Second-harmonic generation holography with polarization multiplexing for label-free collagen characterization and imaging

TL;DR

This paper introduces a polarization-multiplexed second-harmonic holography technique for label-free, 3D imaging of collagen, enabling detailed analysis of molecular orientation and structure in biological tissues.

Contribution

The work develops a novel harmonic holographic microscope with polarization multiplexing for simultaneous 3D imaging of orthogonal SHG polarizations in a single shot.

Findings

Successfully reconstructed 3D SHG fields in collagen fibers.

Demonstrated polarization-dependent imaging of collagen molecular orientation.

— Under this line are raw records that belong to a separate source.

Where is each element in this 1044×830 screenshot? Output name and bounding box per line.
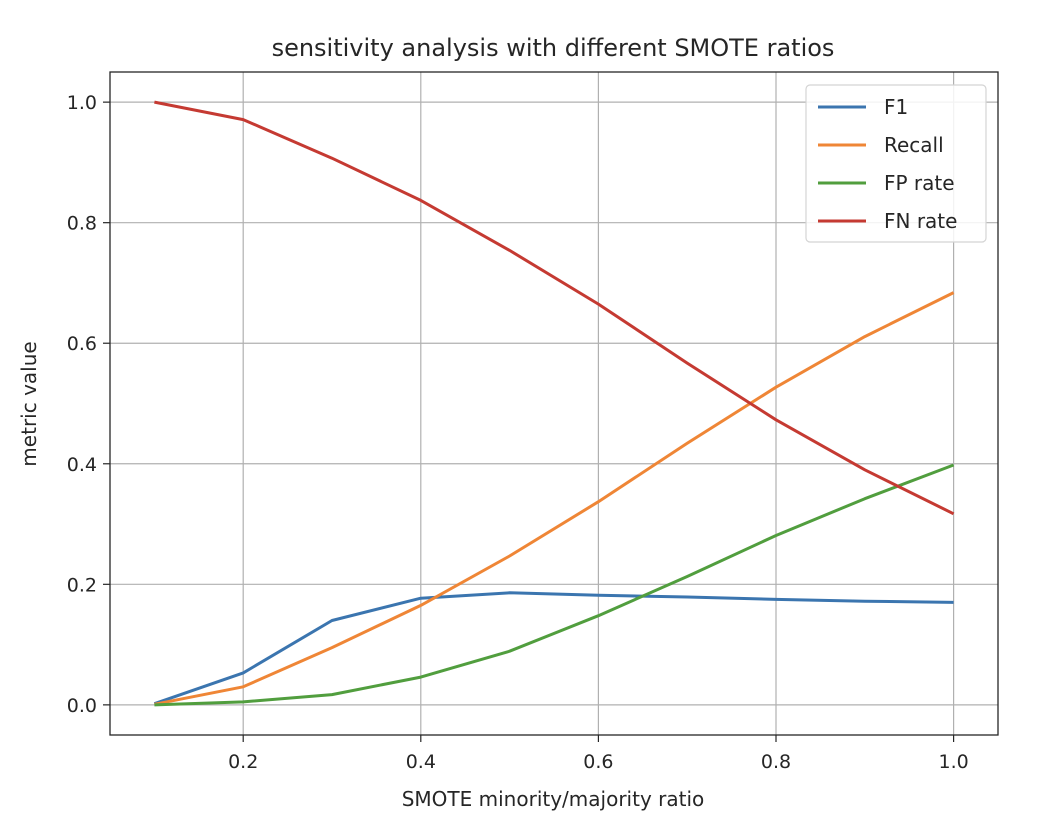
series-group [153, 100, 955, 707]
series-line-recall [154, 291, 955, 706]
y-tick-label: 0.0 [67, 695, 97, 717]
legend-frame [805, 84, 987, 243]
x-axis: 0.2 0.4 0.6 0.8 1.0 [228, 735, 969, 773]
y-tick-label: 1.0 [67, 92, 97, 114]
x-tick-label: 0.6 [583, 751, 613, 773]
chart-title: sensitivity analysis with different SMOT… [272, 34, 835, 62]
legend: F1 Recall FP rate FN rate [805, 84, 987, 243]
legend-label-f1: F1 [884, 95, 908, 119]
y-tick-label: 0.4 [67, 454, 97, 476]
series-line-fn-rate [154, 100, 955, 516]
y-axis: 0.0 0.2 0.4 0.6 0.8 1.0 [67, 92, 110, 717]
y-tick-label: 0.8 [67, 213, 97, 235]
x-axis-label: SMOTE minority/majority ratio [402, 787, 705, 811]
x-tick-label: 1.0 [938, 751, 968, 773]
legend-label-recall: Recall [884, 133, 944, 157]
y-axis-label: metric value [17, 341, 41, 466]
y-tick-label: 0.6 [67, 333, 97, 355]
y-tick-label: 0.2 [67, 574, 97, 596]
x-tick-label: 0.8 [761, 751, 791, 773]
plot-frame [109, 71, 999, 736]
series-line-fp-rate [154, 463, 955, 707]
series-line-f1 [153, 591, 954, 706]
x-tick-label: 0.2 [228, 751, 258, 773]
x-tick-label: 0.4 [406, 751, 436, 773]
legend-label-fp-rate: FP rate [884, 171, 955, 195]
legend-label-fn-rate: FN rate [884, 209, 957, 233]
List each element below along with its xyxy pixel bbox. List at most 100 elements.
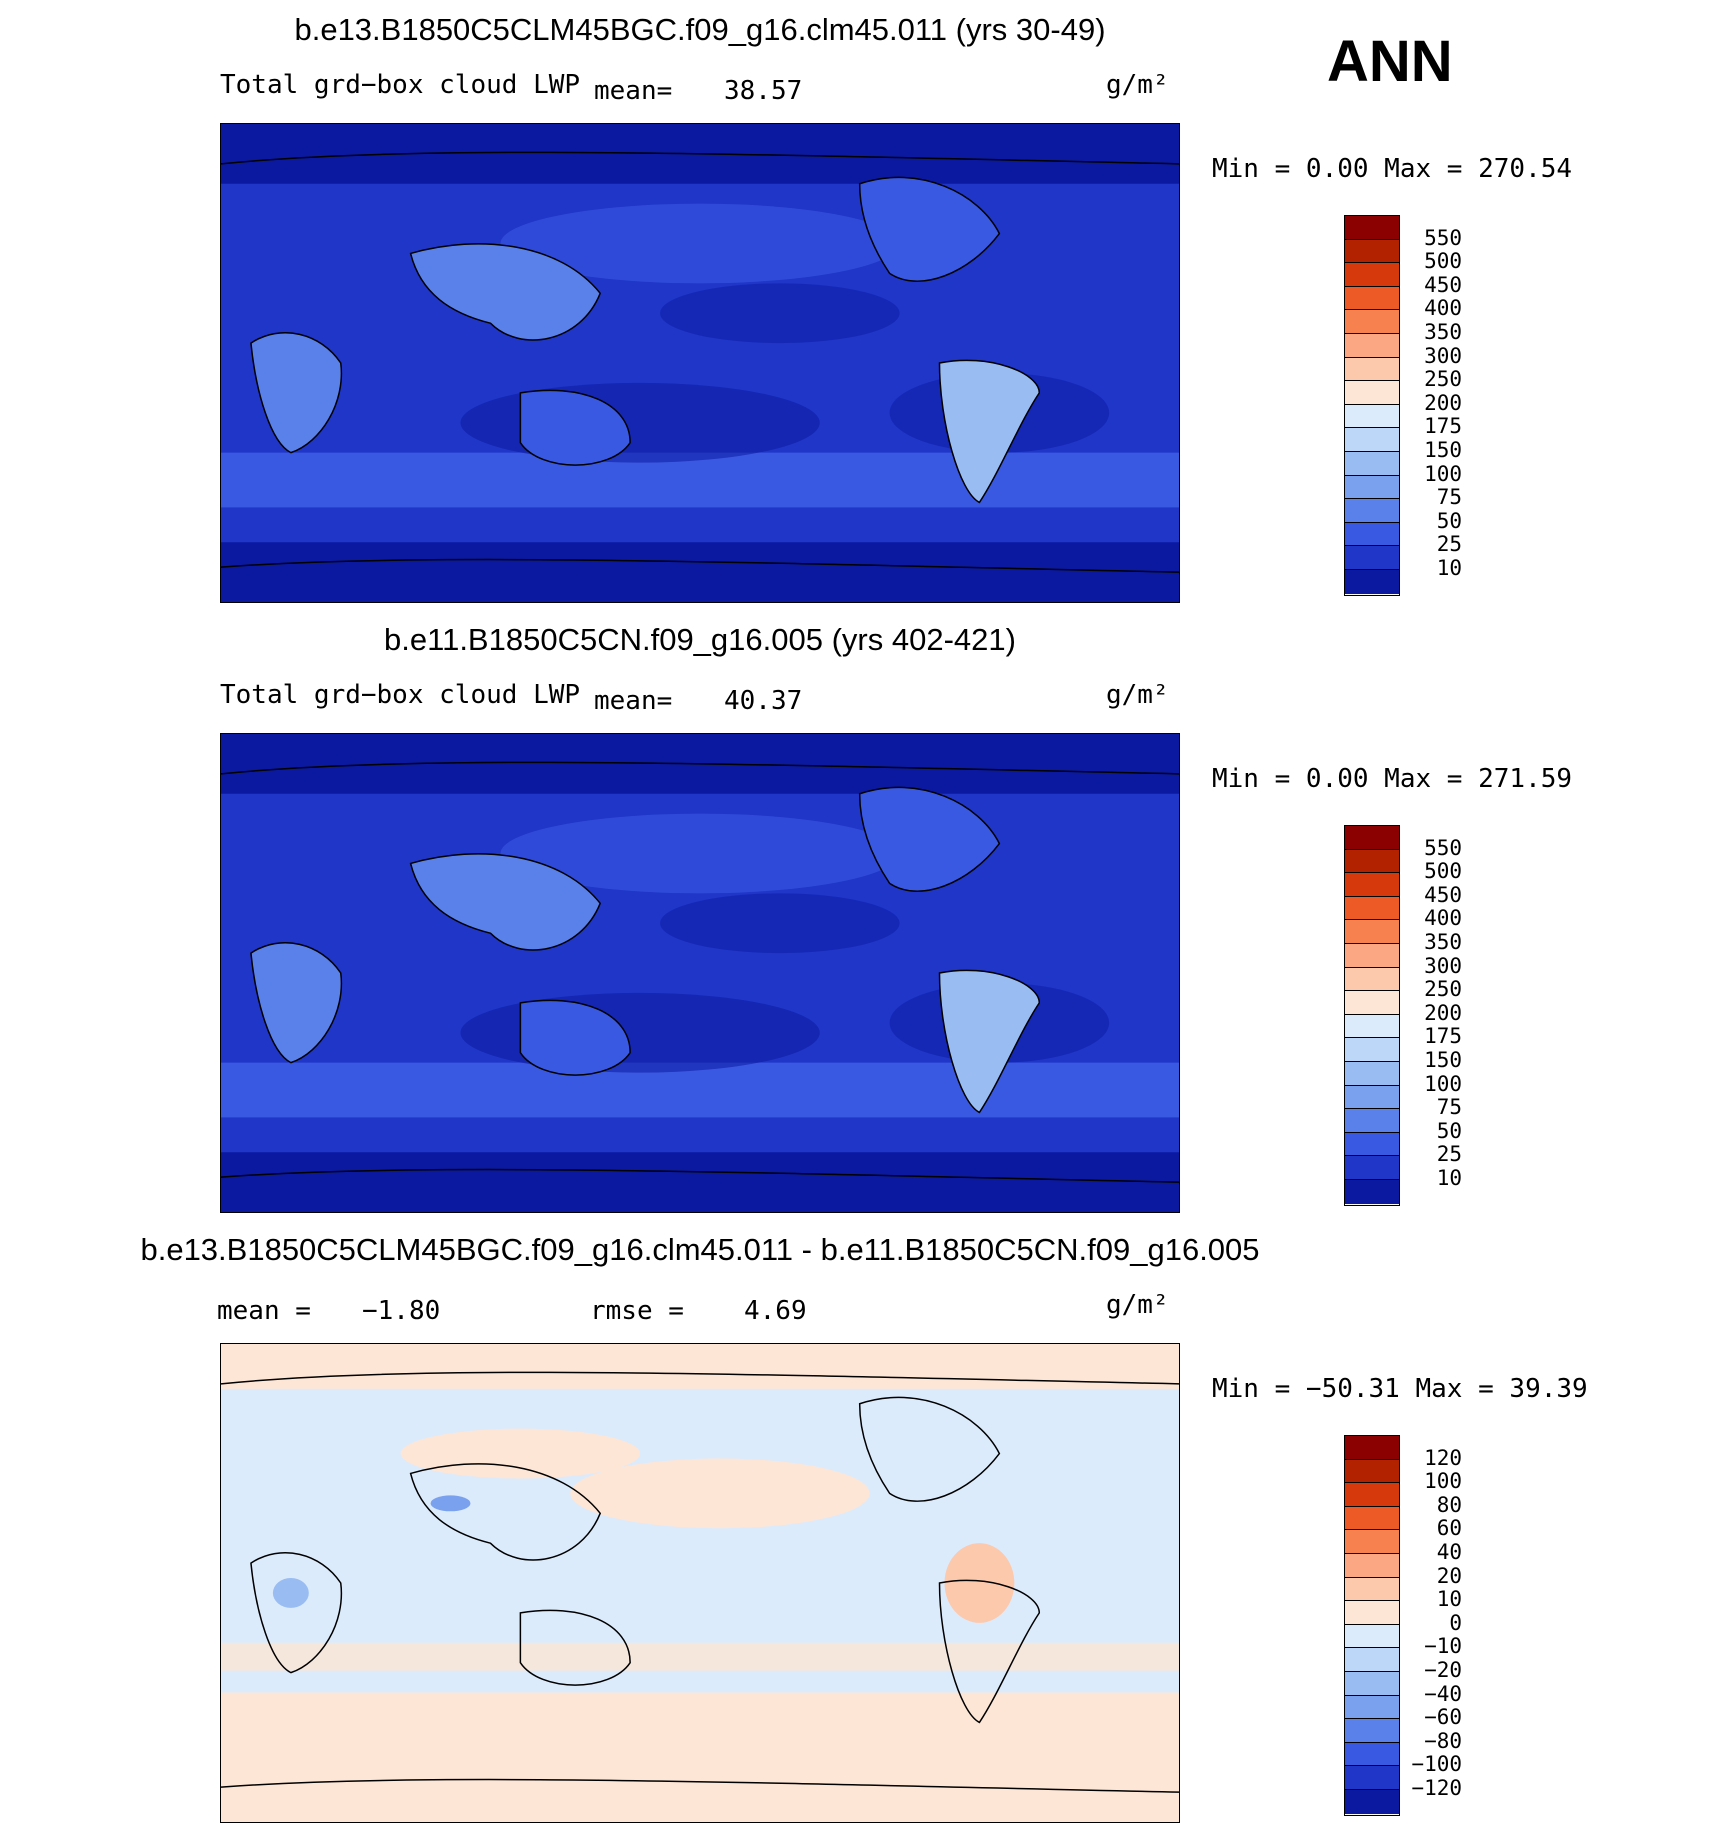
colorbar-swatch: [1345, 1648, 1399, 1672]
panel-1-map: [220, 123, 1180, 603]
colorbar-tick-label: −80: [1424, 1728, 1462, 1753]
colorbar-swatch: [1345, 216, 1399, 240]
colorbar-tick-label: 100: [1424, 461, 1462, 486]
colorbar-swatch: [1345, 1719, 1399, 1743]
colorbar-swatch: [1345, 1742, 1399, 1767]
colorbar-swatch: [1345, 428, 1399, 452]
colorbar-swatch: [1345, 1014, 1399, 1039]
colorbar-tick-label: 200: [1424, 1000, 1462, 1025]
panel-1-title: b.e13.B1850C5CLM45BGC.f09_g16.clm45.011 …: [294, 12, 1106, 47]
colorbar-swatch: [1345, 1624, 1399, 1649]
colorbar-tick-label: −40: [1424, 1681, 1462, 1706]
panel-2-title: b.e11.B1850C5CN.f09_g16.005 (yrs 402-421…: [384, 622, 1016, 657]
colorbar-swatch: [1345, 967, 1399, 992]
colorbar-tick-label: 450: [1424, 882, 1462, 907]
colorbar-tick-label: 100: [1424, 1071, 1462, 1096]
colorbar-tick-label: 300: [1424, 953, 1462, 978]
colorbar-swatch: [1345, 451, 1399, 476]
colorbar-swatch: [1345, 475, 1399, 500]
panel-2-minmax: Min = 0.00 Max = 271.59: [1212, 764, 1573, 794]
colorbar-tick-label: 75: [1436, 1095, 1462, 1120]
colorbar-tick-label: 150: [1424, 1048, 1462, 1072]
colorbar-tick-label: 175: [1424, 1024, 1462, 1049]
panel-1-mean-value: 38.57: [724, 76, 803, 106]
panel-1-units: g/m²: [1106, 70, 1169, 100]
colorbar-swatch: [1345, 873, 1399, 897]
panel-3-mean-label: mean =: [217, 1296, 311, 1326]
panel-3-units: g/m²: [1106, 1290, 1169, 1320]
panel-1-minmax: Min = 0.00 Max = 270.54: [1212, 154, 1573, 184]
colorbar-swatch: [1345, 1530, 1399, 1554]
colorbar-tick-label: 50: [1436, 1118, 1462, 1143]
panel-1-variable: Total grd−box cloud LWP: [220, 70, 581, 100]
panel-2-colorbar: [1344, 825, 1400, 1206]
colorbar-tick-label: 50: [1436, 508, 1462, 533]
colorbar-swatch: [1345, 896, 1399, 921]
colorbar-swatch: [1345, 1671, 1399, 1696]
colorbar-tick-label: 400: [1424, 296, 1462, 321]
colorbar-tick-label: 25: [1436, 532, 1462, 557]
colorbar-tick-label: −100: [1411, 1752, 1462, 1777]
colorbar-tick-label: 550: [1424, 225, 1462, 250]
colorbar-swatch: [1345, 1766, 1399, 1790]
colorbar-tick-label: 25: [1436, 1142, 1462, 1167]
colorbar-tick-label: 0: [1449, 1610, 1462, 1635]
colorbar-swatch: [1345, 991, 1399, 1015]
colorbar-tick-label: 500: [1424, 249, 1462, 274]
panel-3-rmse-label: rmse =: [590, 1296, 684, 1326]
colorbar-swatch: [1345, 1156, 1399, 1180]
colorbar-tick-label: 300: [1424, 343, 1462, 368]
colorbar-swatch: [1345, 1132, 1399, 1157]
colorbar-swatch: [1345, 943, 1399, 968]
panel-2-map: [220, 733, 1180, 1213]
colorbar-swatch: [1345, 569, 1399, 594]
colorbar-swatch: [1345, 381, 1399, 405]
colorbar-swatch: [1345, 1553, 1399, 1578]
colorbar-swatch: [1345, 499, 1399, 523]
panel-3-rmse-value: 4.69: [744, 1296, 807, 1326]
colorbar-swatch: [1345, 239, 1399, 264]
panel-1-mean-label: mean=: [594, 76, 673, 106]
colorbar-tick-label: 500: [1424, 859, 1462, 884]
colorbar-swatch: [1345, 263, 1399, 287]
colorbar-swatch: [1345, 1506, 1399, 1531]
panel-1-map-svg: [221, 124, 1179, 602]
colorbar-tick-label: 10: [1436, 1587, 1462, 1612]
colorbar-tick-label: 250: [1424, 977, 1462, 1002]
colorbar-swatch: [1345, 1085, 1399, 1110]
colorbar-tick-label: 350: [1424, 320, 1462, 344]
colorbar-tick-label: 60: [1436, 1516, 1462, 1541]
colorbar-tick-label: 550: [1424, 835, 1462, 860]
panel-2-mean-label: mean=: [594, 686, 673, 716]
colorbar-swatch: [1345, 1459, 1399, 1484]
colorbar-tick-label: −60: [1424, 1705, 1462, 1730]
colorbar-tick-label: −10: [1424, 1634, 1462, 1659]
panel-3-minmax: Min = −50.31 Max = 39.39: [1212, 1374, 1588, 1404]
panel-3-map-svg: [221, 1344, 1179, 1822]
colorbar-tick-label: 400: [1424, 906, 1462, 931]
colorbar-tick-label: −20: [1424, 1658, 1462, 1682]
colorbar-tick-label: −120: [1411, 1776, 1462, 1800]
colorbar-swatch: [1345, 1061, 1399, 1086]
panel-3-colorbar: [1344, 1435, 1400, 1816]
colorbar-tick-label: 175: [1424, 414, 1462, 439]
colorbar-tick-label: 120: [1424, 1445, 1462, 1470]
colorbar-swatch: [1345, 1789, 1399, 1814]
colorbar-tick-label: 75: [1436, 485, 1462, 510]
colorbar-tick-label: 80: [1436, 1492, 1462, 1517]
panel-2-mean-value: 40.37: [724, 686, 803, 716]
colorbar-tick-label: 250: [1424, 367, 1462, 392]
colorbar-tick-label: 450: [1424, 272, 1462, 297]
colorbar-swatch: [1345, 849, 1399, 874]
colorbar-swatch: [1345, 333, 1399, 358]
colorbar-tick-label: 20: [1436, 1563, 1462, 1588]
colorbar-swatch: [1345, 1436, 1399, 1460]
colorbar-swatch: [1345, 826, 1399, 850]
colorbar-swatch: [1345, 1179, 1399, 1204]
colorbar-swatch: [1345, 920, 1399, 944]
colorbar-tick-label: 10: [1436, 556, 1462, 580]
panel-3-map: [220, 1343, 1180, 1823]
colorbar-tick-label: 350: [1424, 930, 1462, 954]
colorbar-tick-label: 10: [1436, 1166, 1462, 1190]
panel-2-units: g/m²: [1106, 680, 1169, 710]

Enabled single-shot biophysical parameter mapping, such as helical pitch angle.

Abstract

Digital holography is an interference-based imaging technique capable of recording both the amplitude and phase of an electromagnetic field. It can be obtained at the laser illumination wavelength, but also with second-harmonic generation, since the latter is produced in a coherent process. Here we describe the development of a harmonic holographic microscope for 3D single-shot mapping of second-harmonic emitters. The knowledge of the scattered field, in amplitude and phase, in a given plane, that of the camera, allows its reconstruction in any other plane using the angular spectrum representation of the optical fields, a process called 3D numerical back-propagation. In order to probe the polarization dependence of the sample nonlinear response, we implement polarization multiplexing, in which a Wollaston prism creates two off-axis reference beams with orthogonal polarizations and non-parallel propagation directions. Each reference only interferes with the corresponding polarization component in the sample SHG emission, thus providing two independent sets of interference fringes which are easily separated in the angular spectrum representation. From a single measurement, two second-harmonic fields corresponding to orthogonal polarizations can be back-propagated. In the particular case of collagen, the second-harmonic polarization state can reveal the orientation or disorder of molecules and fibers. We demonstrate the feasibility of the method by reconstructing the spatial distribution of the second-harmonic field generated by collagen fibers in a rat-tail tendon sample and show that polarization-multiplexed holography can provide single-shot 3D mapping of biophysical parameters such as the helical pitch angle of collagen molecules.